Eng_Omar_Mohamed omarmohammed271

👋 Hi, I'm Omar Mohammed

Senior Data Engineer | Real-Time & Batch Data Architect

Passionate about building scalable data pipelines using Spark, Kafka, and modern data platforms.
Experienced in both cloud-native architectures (AWS, Azure) and on-premise systems.
Strong believer in the power of clean code, observability, and data quality.
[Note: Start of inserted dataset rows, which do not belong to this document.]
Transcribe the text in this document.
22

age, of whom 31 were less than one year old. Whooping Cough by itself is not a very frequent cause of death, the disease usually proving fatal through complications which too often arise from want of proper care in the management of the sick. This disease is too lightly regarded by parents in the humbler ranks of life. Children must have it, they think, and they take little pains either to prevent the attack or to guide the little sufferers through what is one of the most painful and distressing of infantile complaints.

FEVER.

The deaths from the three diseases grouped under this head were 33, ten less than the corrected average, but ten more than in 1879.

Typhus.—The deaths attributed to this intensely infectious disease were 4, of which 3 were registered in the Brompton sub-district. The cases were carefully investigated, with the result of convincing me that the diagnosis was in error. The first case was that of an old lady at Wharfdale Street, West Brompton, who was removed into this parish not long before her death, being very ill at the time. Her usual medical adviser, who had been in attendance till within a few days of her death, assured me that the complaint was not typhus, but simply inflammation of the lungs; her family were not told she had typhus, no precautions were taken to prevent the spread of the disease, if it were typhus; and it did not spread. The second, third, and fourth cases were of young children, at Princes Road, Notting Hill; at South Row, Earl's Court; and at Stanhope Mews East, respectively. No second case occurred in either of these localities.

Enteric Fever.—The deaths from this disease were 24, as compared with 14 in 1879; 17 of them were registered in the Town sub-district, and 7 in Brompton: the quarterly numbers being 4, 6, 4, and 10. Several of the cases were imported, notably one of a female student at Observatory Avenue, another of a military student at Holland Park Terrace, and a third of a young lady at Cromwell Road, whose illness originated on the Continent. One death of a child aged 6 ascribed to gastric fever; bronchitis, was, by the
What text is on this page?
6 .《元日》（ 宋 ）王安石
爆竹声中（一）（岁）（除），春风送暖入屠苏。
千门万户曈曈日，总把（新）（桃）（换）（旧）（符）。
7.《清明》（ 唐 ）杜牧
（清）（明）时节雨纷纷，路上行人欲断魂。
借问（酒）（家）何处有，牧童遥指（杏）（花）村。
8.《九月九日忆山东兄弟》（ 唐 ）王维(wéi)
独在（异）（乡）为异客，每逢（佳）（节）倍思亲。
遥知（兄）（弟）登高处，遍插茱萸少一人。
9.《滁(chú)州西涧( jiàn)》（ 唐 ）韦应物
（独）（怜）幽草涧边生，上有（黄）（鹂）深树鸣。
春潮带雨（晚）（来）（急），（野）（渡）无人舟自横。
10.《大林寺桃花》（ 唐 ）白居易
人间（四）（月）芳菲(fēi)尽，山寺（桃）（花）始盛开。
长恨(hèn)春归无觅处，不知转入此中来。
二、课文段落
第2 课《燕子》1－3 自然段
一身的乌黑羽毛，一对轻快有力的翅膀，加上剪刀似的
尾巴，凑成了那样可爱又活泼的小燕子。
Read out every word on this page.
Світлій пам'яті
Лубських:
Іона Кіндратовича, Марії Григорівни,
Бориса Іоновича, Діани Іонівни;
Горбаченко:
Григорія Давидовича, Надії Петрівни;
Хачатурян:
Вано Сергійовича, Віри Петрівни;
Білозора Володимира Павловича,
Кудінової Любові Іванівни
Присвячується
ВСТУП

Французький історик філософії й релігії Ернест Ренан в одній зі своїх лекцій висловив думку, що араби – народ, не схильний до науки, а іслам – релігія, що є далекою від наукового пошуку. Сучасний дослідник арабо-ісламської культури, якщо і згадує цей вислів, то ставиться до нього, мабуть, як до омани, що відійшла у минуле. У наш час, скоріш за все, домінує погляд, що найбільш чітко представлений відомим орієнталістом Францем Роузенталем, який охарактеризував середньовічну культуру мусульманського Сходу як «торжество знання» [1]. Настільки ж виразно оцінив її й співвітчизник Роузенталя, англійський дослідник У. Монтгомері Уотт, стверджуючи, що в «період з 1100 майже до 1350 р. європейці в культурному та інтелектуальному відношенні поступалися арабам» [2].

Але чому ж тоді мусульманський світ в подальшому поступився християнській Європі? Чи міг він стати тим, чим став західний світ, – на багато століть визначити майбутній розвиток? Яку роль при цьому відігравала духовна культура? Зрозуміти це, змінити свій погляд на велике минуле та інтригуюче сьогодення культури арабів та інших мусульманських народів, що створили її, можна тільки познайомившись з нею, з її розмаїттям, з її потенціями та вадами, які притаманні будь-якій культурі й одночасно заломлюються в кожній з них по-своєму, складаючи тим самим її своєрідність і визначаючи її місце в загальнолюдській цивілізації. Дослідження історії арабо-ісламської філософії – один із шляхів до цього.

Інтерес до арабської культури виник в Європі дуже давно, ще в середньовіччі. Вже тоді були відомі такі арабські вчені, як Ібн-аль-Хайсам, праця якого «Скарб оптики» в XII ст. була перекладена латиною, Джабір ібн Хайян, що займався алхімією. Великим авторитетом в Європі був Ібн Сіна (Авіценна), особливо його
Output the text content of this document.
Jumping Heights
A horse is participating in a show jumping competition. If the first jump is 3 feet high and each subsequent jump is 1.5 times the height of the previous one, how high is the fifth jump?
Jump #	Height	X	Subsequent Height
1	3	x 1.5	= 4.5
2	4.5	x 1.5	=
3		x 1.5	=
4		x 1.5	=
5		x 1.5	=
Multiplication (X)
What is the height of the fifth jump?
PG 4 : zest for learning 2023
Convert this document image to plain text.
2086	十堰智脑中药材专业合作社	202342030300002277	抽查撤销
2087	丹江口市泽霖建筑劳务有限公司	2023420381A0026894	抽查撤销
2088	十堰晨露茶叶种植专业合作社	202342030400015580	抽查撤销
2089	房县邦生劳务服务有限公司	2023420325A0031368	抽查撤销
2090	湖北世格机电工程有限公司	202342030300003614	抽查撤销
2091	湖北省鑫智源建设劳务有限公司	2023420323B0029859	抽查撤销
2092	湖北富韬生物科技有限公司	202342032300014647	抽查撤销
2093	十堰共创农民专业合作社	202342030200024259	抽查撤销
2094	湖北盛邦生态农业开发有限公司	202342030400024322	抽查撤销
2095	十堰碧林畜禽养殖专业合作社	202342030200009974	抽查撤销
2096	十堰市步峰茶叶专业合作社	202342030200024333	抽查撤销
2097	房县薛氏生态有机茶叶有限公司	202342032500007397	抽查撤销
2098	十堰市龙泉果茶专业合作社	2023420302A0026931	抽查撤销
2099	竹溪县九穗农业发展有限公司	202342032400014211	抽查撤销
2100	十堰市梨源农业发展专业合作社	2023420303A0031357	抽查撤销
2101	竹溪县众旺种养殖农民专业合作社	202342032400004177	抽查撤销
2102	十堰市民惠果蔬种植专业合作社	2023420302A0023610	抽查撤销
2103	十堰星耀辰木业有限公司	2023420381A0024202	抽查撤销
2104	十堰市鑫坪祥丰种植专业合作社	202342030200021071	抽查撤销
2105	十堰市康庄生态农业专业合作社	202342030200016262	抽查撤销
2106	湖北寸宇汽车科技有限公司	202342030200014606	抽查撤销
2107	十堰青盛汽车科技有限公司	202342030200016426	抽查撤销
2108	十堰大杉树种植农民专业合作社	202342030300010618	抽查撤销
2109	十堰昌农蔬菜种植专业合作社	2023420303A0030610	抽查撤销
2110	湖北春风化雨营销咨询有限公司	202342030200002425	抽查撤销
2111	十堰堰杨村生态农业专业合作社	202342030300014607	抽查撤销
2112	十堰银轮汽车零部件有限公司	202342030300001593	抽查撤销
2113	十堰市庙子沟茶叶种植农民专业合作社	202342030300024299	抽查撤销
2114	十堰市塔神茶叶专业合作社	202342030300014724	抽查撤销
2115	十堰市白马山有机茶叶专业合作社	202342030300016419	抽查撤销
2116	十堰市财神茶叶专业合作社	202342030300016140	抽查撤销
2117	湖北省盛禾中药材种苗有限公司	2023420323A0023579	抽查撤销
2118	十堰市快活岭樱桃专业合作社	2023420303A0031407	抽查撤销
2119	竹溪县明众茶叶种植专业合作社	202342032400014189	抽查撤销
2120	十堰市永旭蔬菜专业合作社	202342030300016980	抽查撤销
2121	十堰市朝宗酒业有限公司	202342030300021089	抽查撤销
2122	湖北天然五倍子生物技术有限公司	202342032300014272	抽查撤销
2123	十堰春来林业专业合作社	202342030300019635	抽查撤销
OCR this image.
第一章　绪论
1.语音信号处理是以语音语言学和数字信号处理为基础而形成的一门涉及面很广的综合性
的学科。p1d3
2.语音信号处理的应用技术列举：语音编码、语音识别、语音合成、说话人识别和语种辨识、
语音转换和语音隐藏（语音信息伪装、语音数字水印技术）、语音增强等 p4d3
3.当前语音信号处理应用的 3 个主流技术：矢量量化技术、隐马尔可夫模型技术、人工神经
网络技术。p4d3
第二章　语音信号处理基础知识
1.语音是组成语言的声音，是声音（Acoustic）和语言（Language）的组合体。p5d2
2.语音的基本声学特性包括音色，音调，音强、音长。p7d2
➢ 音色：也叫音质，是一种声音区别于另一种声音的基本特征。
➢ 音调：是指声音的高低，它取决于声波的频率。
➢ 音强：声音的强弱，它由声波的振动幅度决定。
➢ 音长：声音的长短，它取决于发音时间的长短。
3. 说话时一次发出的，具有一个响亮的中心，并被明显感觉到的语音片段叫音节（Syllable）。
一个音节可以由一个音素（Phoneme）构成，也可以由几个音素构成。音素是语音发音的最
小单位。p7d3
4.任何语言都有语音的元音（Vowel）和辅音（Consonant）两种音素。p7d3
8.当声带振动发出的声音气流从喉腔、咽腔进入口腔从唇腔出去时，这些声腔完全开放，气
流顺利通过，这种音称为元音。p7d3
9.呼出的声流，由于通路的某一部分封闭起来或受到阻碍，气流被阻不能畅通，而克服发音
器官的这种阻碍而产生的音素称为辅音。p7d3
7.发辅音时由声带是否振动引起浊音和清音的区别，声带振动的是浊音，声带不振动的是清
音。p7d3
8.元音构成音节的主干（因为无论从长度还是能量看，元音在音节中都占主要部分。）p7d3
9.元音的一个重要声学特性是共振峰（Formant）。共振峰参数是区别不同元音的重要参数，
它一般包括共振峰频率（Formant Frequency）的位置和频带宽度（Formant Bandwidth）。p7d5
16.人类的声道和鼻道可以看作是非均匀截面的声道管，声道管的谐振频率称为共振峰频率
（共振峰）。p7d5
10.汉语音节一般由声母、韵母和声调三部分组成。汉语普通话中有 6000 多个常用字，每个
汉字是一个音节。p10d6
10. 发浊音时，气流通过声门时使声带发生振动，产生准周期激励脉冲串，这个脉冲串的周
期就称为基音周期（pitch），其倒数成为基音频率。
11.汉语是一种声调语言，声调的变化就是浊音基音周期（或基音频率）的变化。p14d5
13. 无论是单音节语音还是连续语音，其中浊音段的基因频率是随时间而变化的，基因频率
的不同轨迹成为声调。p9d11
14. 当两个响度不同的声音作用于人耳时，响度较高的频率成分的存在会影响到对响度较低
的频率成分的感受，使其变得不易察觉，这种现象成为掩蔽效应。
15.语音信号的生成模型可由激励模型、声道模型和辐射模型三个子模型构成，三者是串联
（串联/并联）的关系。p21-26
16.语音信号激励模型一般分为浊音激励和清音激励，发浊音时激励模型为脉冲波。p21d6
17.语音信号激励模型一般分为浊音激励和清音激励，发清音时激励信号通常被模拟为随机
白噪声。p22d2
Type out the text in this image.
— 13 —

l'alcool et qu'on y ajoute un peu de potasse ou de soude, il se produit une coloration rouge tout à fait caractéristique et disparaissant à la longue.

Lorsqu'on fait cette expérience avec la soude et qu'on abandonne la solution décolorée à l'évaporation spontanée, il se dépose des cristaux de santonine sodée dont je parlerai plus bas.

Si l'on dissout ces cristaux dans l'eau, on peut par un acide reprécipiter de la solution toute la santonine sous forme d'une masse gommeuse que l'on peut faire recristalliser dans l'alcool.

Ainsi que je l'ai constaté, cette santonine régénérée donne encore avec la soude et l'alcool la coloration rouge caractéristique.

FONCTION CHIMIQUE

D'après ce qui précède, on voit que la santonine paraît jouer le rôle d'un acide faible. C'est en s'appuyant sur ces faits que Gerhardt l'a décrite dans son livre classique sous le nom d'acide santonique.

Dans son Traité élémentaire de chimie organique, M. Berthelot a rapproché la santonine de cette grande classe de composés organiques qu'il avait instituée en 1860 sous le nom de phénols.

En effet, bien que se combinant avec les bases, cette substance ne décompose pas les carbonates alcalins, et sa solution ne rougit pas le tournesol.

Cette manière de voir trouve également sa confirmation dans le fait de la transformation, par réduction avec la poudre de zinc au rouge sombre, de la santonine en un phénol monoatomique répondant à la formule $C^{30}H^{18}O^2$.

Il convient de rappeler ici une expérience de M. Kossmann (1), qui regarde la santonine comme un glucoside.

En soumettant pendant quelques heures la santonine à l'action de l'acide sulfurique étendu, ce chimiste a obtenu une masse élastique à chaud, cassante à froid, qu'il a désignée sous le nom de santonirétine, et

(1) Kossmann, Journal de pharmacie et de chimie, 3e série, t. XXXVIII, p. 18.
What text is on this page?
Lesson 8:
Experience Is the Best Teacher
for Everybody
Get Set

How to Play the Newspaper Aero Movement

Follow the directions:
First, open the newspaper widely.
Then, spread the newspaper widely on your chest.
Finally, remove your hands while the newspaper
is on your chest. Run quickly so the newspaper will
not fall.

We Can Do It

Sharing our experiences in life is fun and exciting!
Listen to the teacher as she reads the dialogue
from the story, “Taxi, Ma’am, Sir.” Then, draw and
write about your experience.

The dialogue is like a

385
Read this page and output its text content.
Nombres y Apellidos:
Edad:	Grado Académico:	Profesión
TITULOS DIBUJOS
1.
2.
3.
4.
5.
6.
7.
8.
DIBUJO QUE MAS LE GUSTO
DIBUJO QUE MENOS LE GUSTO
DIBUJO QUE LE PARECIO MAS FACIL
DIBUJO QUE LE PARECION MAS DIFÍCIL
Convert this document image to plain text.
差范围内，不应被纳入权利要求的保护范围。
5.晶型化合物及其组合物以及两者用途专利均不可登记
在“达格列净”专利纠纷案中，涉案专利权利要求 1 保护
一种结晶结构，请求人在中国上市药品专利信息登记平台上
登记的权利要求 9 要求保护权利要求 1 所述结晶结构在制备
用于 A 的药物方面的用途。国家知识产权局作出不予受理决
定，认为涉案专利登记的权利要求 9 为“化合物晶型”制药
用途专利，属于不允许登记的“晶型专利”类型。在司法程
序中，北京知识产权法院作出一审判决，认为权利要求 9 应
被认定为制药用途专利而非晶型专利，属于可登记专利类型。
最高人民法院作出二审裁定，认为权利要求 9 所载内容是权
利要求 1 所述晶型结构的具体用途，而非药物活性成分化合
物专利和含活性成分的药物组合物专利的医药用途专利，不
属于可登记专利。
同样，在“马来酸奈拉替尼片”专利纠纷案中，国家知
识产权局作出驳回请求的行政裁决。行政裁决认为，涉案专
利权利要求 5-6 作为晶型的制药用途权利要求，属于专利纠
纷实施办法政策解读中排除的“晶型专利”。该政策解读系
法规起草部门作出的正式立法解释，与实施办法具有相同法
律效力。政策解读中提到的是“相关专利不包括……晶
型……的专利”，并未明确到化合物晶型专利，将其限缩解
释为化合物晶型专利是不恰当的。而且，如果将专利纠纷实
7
Design and develop ETL and ELT pipelines (batch + streaming).
Implement data lakehouse architectures (Bronze / Silver / Gold stages).
Build real-time processing systems using Spark Structured Streaming & Kafka.
Automate workflows and scheduling with Airflow.
Optimize analytics databases (e.g. ClickHouse) for fast query performance.
Create CI/CD pipelines for data solutions (using GitHub Actions or similar).

Domain	Technologies
Data Processing	PySpark, Spark SQL, Delta Lake
Streaming	Apache Kafka, Spark Structured Streaming
Workflow Orchestration	Apache Airflow
Data Storage	S3 / ADLS, Delta / Parquet
Analytics	ClickHouse, PostgreSQL
Cloud	AWS, Azure
CI / CD	GitHub Actions
Languages	Python, SQL

Here are some of my key repositories (feel free to click and explore):

[Real-Time Processing Pipeline] — A Kafka → Spark Streaming system with schema validation and data quality checks.
[Lakehouse Architecture Demo] — Multi-layer (Bronze / Silver / Gold) data lakehouse built with Delta Lake.
[Airflow Data Workflows] — End-to-end DAGs for ingestion, transformation, and orchestration.
[Analytics in ClickHouse] — Setup for real-time analytics using ClickHouse materialized views.
[CI/CD for Data Jobs] — GitHub Actions to test, build, and deploy data workloads.

I love optimizing pipelines — every millisecond matters.
Outside work: I enjoy reading about distributed systems and data infrastructure.
Lifelong learner: currently exploring feature stores and ML data platforms.